Jurnalis_Warga    •    Kamis, 20 Juni 2019 | 13:58 WIB
Opini
Albana.
Albana.

ISU pertimahan, acap kali menyedot perhatian. Sudah hampir 20 tahun ini masalah pertimahan tidak bisa lepas dari perbincangan sehari-hari. Seluruh aspek, penambangan, tata kelola, ekonomi, terlebih-lebih lingkungan. Konflik pertambangan pun selalu mencuat. 
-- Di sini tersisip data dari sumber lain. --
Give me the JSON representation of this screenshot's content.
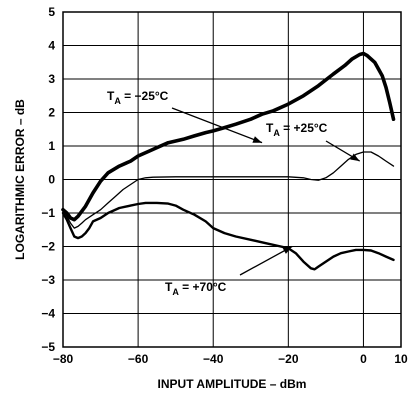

Bisa dimaklumi, sebab tambang (timah) bagi Bangka Belitung sebagai tulang punggung atau sandaran ekonomi yang belum bisa tergantikan. Timah berkontribusi 80 persen lebih dari total ekspor Babel. Bahkan ekspor timah Indonesia berasal dari Babel.

Sudah lebih dari dua abad timah Babel di ekspolitasi tak habis-habisnya. Sekarang dampak ekonomi sudah mulai dirasakan, keterbatasan lahan tambang dengan tekhnologi tergolong tertinggal. Bahkan produk timah yang dihasilkanpun itu-itu saja, berupa balok. Amanat Undang Undnag Nomor 4 Tahun 2009 hilirisasi minerba, baru sebatas coba-coba. Belum mampu memberikan nilai ekonomi lebih bagi masyarakat.

Gubernur Kepulauan Bangka Belitung (Babel) Erzaldi Rosman, mengakui tambang timah sudah menjadi bagian vital bagi masyarakat setempat. Jika dihentikan secara mendadak, perekonomian daerah dipastikan kolaps.

Menurutnya, masyakarat Babel saat ini hampir tak bisa lepas dari pertimahan. Buktinya, ketika ada perubahan aturan ekspor timah yang membuat para smelter tidak bisa melakukan ekspor selama tiga bulan, pertumbuhan ekonomi di Babel langsung turun drastis dari 5,3 persen ke 2,6 persen (wowbabel.com, 2018).